← Back to context

Comment by binarylogic

7 hours ago

I spent a decade in observability. Built Vector, spent three years at Datadog. This is what I think is broken with observability and why.

And how are you solving the problem? The article does not say.

> I'm answering the question your observability vendor won't

There was no question answered here at all. It's basically a teaser designed to attract attention and stir debate. Respectfully, it's marketing, not problem solving. At least, not yet.

  • The question is answered in the post: ~40% on average, sometimes higher. That's a real number from real customer data.
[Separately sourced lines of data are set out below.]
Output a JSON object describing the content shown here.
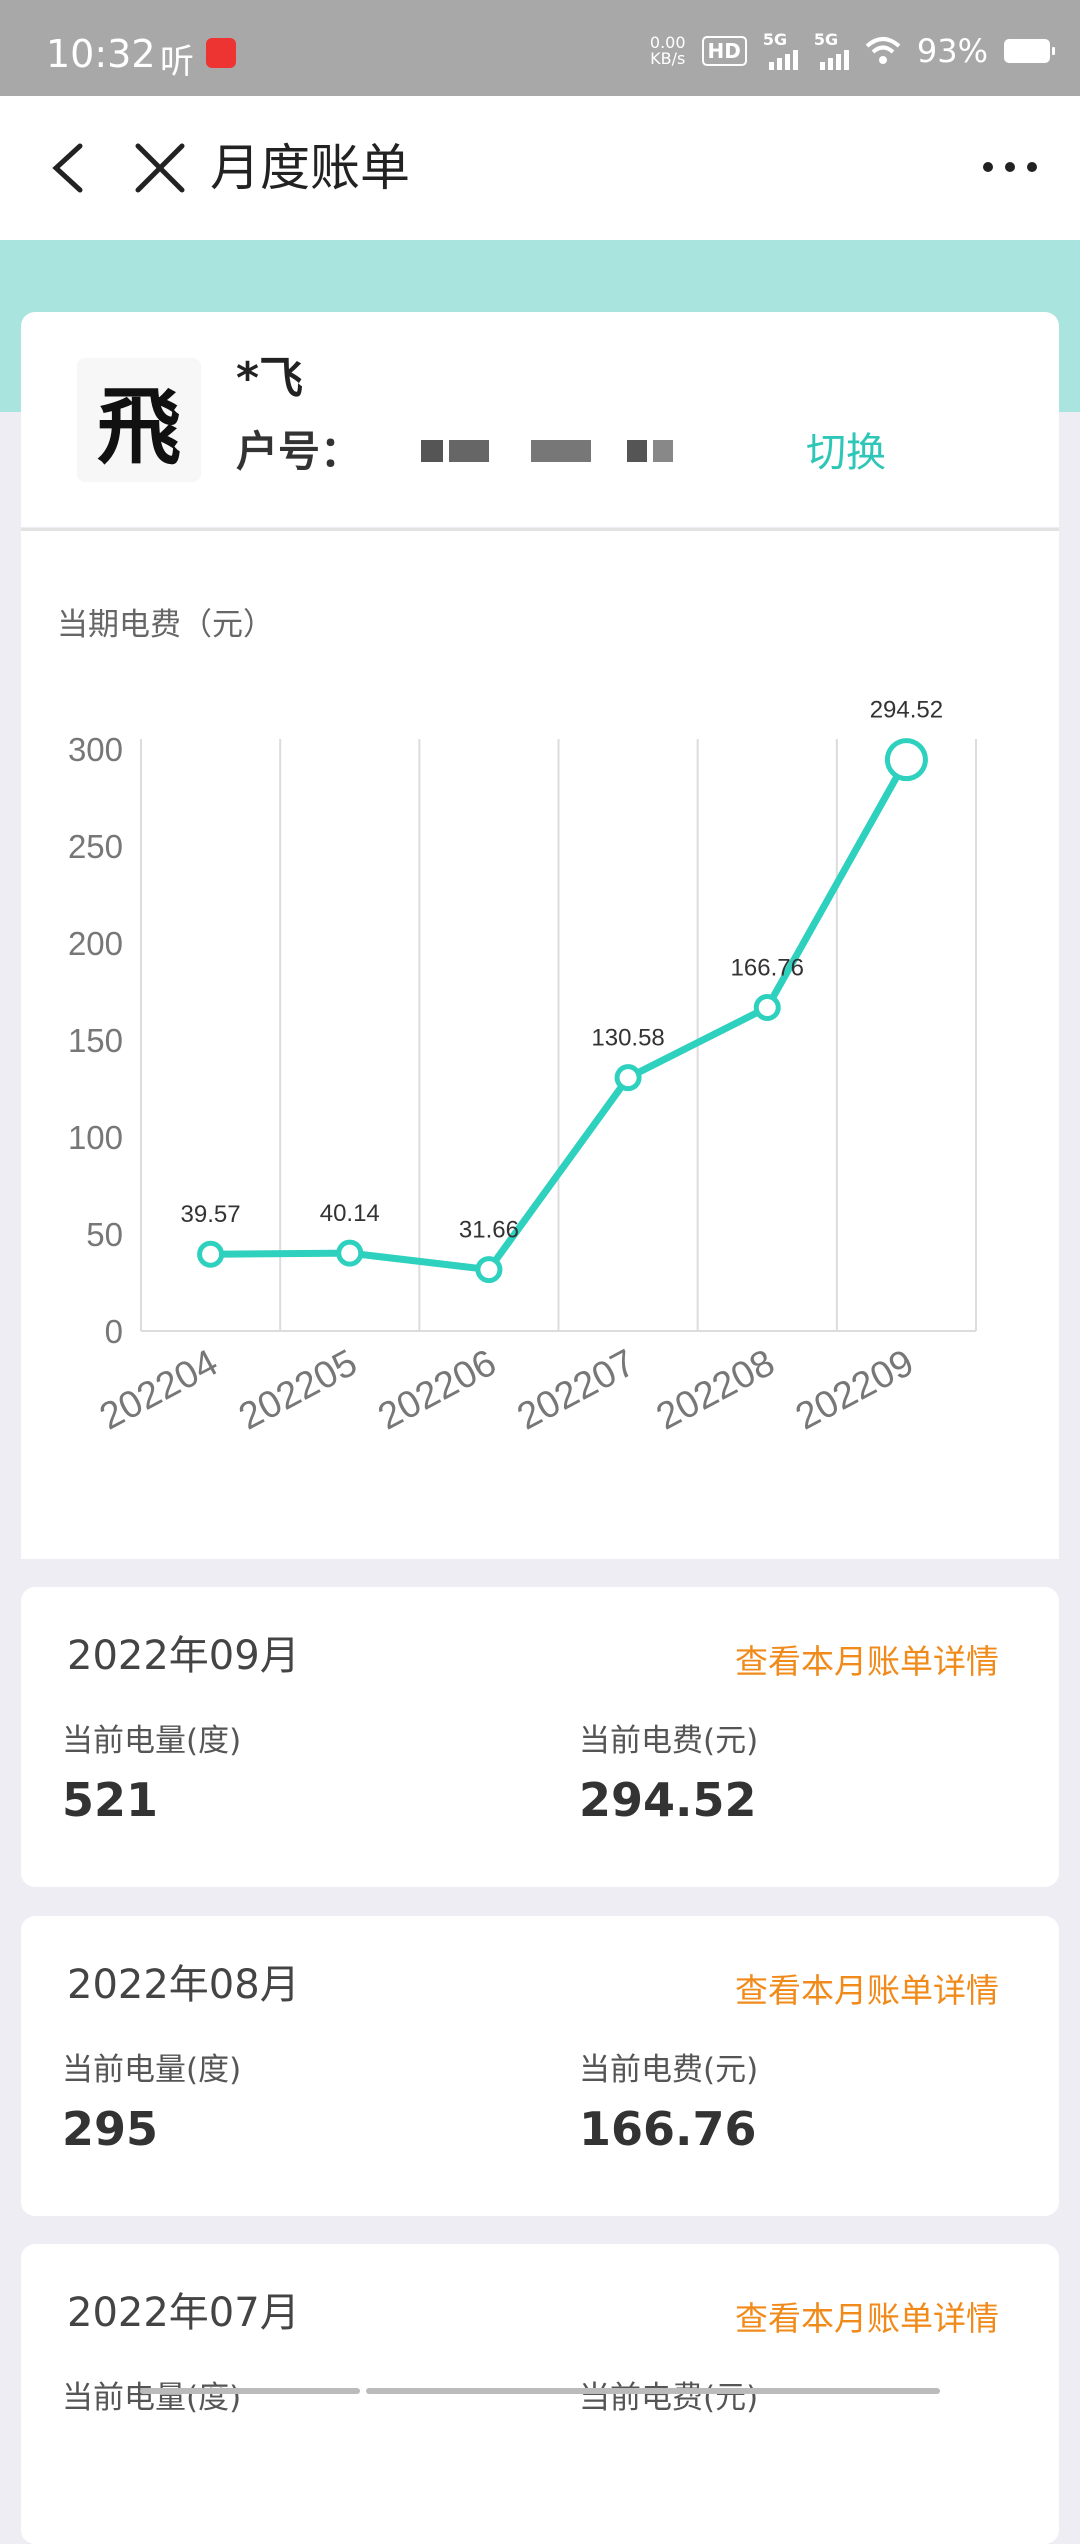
{
  "status_bar": {
    "time": "10:32",
    "listen": "听",
    "net_speed_value": "0.00",
    "net_speed_unit": "KB/s",
    "hd": "HD",
    "signal_1": "5G",
    "signal_2": "5G",
    "battery": "93%"
  },
  "nav": {
    "title": "月度账单",
    "back_icon": "chevron-left-icon",
    "close_icon": "close-icon",
    "more_icon": "more-horizontal-icon"
  },
  "account": {
    "avatar_char": "飛",
    "name": "*飞",
    "number_label": "户号：",
    "switch_label": "切换"
  },
  "chart_title": "当期电费（元）",
  "chart_data": {
    "type": "line",
    "categories": [
      "202204",
      "202205",
      "202206",
      "202207",
      "202208",
      "202209"
    ],
    "values": [
      39.57,
      40.14,
      31.66,
      130.58,
      166.76,
      294.52
    ],
    "value_labels": [
      "39.57",
      "40.14",
      "31.66",
      "130.58",
      "166.76",
      "294.52"
    ],
    "y_ticks": [
      "0",
      "50",
      "100",
      "150",
      "200",
      "250",
      "300"
    ],
    "ylim": [
      0,
      300
    ],
    "title": "当期电费（元）",
    "grid": "vertical",
    "color": "#2ed0be"
  },
  "bills": [
    {
      "month": "2022年09月",
      "link": "查看本月账单详情",
      "kwh_label": "当前电量(度)",
      "kwh": "521",
      "fee_label": "当前电费(元)",
      "fee": "294.52"
    },
    {
      "month": "2022年08月",
      "link": "查看本月账单详情",
      "kwh_label": "当前电量(度)",
      "kwh": "295",
      "fee_label": "当前电费(元)",
      "fee": "166.76"
    },
    {
      "month": "2022年07月",
      "link": "查看本月账单详情",
      "kwh_label": "当前电量(度)",
      "kwh": "",
      "fee_label": "当前电费(元)",
      "fee": ""
    }
  ],
  "colors": {
    "accent": "#2ec6b7",
    "link_orange": "#f08b1b",
    "band": "#a9e4de"
  }
}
    But I'm an engineer at heart. I wanted this post to shed light on a real problem I've seen over a decade in this space that is causing a lot of pain; not write a product walkthrough. But the solution is very much real. There's deep, hard engineering going on: building semantic understanding of telemetry, classifying waste into verifiable categories, processing it at the edge. It's not simple, and I hope that comes through in the docs.

    The docs get concrete if you want to peruse: https://docs.usetero.com/introduction/how-tero-works

    • I would contend that it is impossible to know a priori what is wasted telemetry and what isn’t, especially over long time horizons. And especially if you treat your logs as the foundational source of truth for answering critical business questions as well as operational ones.

      And besides, the value isn’t knowing that the waste rate is 40% (and your methodology isn’t sufficiently disclosed for anyone to evaluate its accuracy). The value in knowing what is or will be wasted. It’s reminiscent of that old marketing complaint: “I know that half my advertising budget is wasted; I just don’t know which half.”

      Storage is actually dirt cheap. The real problem, in my view, is not that customers are wasting storage, but that storage is being used inefficiently, that the storage formats aren’t always mechanically sympathetic and cloud-spend-efficient to the ways they data is read and analyzed, and that there’s still this culturally grounded disparate (and artificial) treatment of application and infrastructure logs vs business records.

I'm curious about the deep details, but the link 404s.

  • My apologies, I fixed the link. So much for restructuring the docs the night before posting this.

    You can read more here: https://docs.usetero.com/data-quality/overview

    To loosely describe our approach: it's intentionally transparent. We start with obvious categories (health checks, debug logs, redundant attributes) that you can inspect and verify. No black box.

    But underneath, Tero builds a semantic understanding of your data. Each category represents a progression in reasoning, from "this is obviously waste" to "this doesn't help anyone debug anything." You start simple, verify everything, and go deeper at your own pace.